If reminders worked, then simple beeping alarms would have solved the compliance problem long ago. The way I look at this is for a serious disease like breast cancer, isn’t opening your eyes each morning enough of a reminder that you have a disease that could kill you at any point? I’d think that might remind you about your medication. If reminders worked, wouldn’t the fact that you could die be reminder enough?
The reality is that compliance isn’t a reminder issue. It’s a complex phychological issue. People don’t take their medications for a number of reasons many of which include the patient’s decision that the drug isn’t helping them or isn’t necessary. Very few patients are informed enough to truly make this decision (they’re called doctors though) and yet it happens every day. People aren’t convince themselves that the risks outweigh the benefits or that they are feeling fine, so they must be “cured.” Point is, it’s something different for everyone. Very few people actually stop because they simply can’t remember.

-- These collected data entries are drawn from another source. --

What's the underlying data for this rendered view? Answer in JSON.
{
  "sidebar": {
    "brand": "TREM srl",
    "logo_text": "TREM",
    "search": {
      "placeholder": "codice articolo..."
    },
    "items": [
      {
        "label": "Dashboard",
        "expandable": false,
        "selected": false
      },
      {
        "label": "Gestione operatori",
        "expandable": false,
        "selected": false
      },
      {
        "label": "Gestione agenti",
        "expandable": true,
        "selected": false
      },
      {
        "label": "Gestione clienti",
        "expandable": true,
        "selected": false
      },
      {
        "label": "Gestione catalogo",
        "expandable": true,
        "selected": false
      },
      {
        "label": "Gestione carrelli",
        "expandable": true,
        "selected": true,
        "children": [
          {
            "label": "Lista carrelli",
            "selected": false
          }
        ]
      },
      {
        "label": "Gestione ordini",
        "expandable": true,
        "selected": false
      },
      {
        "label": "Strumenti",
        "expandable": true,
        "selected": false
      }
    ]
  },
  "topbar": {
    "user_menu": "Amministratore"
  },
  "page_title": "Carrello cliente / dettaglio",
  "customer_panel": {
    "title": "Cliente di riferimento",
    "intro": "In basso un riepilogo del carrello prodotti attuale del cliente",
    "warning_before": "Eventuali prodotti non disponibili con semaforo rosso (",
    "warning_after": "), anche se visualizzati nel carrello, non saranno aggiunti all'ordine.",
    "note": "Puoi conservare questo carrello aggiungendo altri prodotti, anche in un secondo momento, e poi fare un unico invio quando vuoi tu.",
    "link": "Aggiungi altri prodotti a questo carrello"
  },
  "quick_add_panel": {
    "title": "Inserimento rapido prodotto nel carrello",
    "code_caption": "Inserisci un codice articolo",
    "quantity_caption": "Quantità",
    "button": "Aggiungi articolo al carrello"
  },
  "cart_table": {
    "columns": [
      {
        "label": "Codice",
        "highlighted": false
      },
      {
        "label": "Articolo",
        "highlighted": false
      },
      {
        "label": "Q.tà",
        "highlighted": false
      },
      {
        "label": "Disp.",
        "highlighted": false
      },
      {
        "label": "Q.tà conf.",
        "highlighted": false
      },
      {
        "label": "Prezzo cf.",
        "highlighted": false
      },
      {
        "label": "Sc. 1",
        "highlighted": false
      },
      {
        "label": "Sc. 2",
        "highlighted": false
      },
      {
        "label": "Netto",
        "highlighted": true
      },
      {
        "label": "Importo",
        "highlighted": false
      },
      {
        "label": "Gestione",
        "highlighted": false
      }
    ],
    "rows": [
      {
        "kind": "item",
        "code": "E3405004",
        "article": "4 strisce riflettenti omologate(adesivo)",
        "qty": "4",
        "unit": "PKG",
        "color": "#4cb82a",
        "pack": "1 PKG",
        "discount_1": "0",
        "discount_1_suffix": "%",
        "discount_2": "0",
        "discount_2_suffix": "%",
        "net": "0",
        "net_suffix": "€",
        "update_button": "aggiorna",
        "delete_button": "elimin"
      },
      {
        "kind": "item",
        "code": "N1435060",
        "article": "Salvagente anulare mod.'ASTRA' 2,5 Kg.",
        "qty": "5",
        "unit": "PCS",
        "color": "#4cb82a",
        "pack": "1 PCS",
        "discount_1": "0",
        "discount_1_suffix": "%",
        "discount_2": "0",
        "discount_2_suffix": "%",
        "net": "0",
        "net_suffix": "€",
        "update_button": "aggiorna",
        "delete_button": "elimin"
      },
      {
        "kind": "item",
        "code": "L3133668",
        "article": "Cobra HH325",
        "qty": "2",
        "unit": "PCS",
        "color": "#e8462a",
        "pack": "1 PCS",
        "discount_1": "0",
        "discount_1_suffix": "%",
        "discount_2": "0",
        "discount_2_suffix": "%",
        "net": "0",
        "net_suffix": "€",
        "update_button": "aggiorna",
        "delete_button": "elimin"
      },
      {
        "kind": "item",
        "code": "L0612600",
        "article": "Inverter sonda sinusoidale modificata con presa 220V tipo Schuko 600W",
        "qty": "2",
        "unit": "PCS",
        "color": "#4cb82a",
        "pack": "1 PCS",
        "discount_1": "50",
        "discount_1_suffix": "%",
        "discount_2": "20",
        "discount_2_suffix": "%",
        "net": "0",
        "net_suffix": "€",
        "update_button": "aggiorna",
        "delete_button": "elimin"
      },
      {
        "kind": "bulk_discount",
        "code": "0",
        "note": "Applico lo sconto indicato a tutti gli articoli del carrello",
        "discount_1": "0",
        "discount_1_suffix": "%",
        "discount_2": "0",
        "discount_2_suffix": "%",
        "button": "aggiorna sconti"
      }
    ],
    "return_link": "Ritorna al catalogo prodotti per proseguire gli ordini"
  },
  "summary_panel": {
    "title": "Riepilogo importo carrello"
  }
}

So, we have to change this mantra: “We try to impact everyone, yet only really impact a few, and even fewer to a great extent, and we do it inconsistently.” Instead, it needs to be this: “We find only those who need help, so the impact is magnified, because we learn what they need to help them consistently over time.” Digital technologies allow us to quickly segment individuals and find who needs the most help (and who wants it). This allows you to dedicate more resources to these people instead of spending a little on everyone and having no impact on anyone. There is no reason that each person in a compliance program doesn’t essentially get their own, completely customized program. If we really want to make an impact on compliance, this is what needs to happen.
I’ll be talking a lot more on this subject in the future, but for now I figured I’d at least set up the problem. Curious if you’ve had any success with compliance programs or any failures you’d like to share. What’s worked and what hasn’t? And you even tracking these programs to know that answer?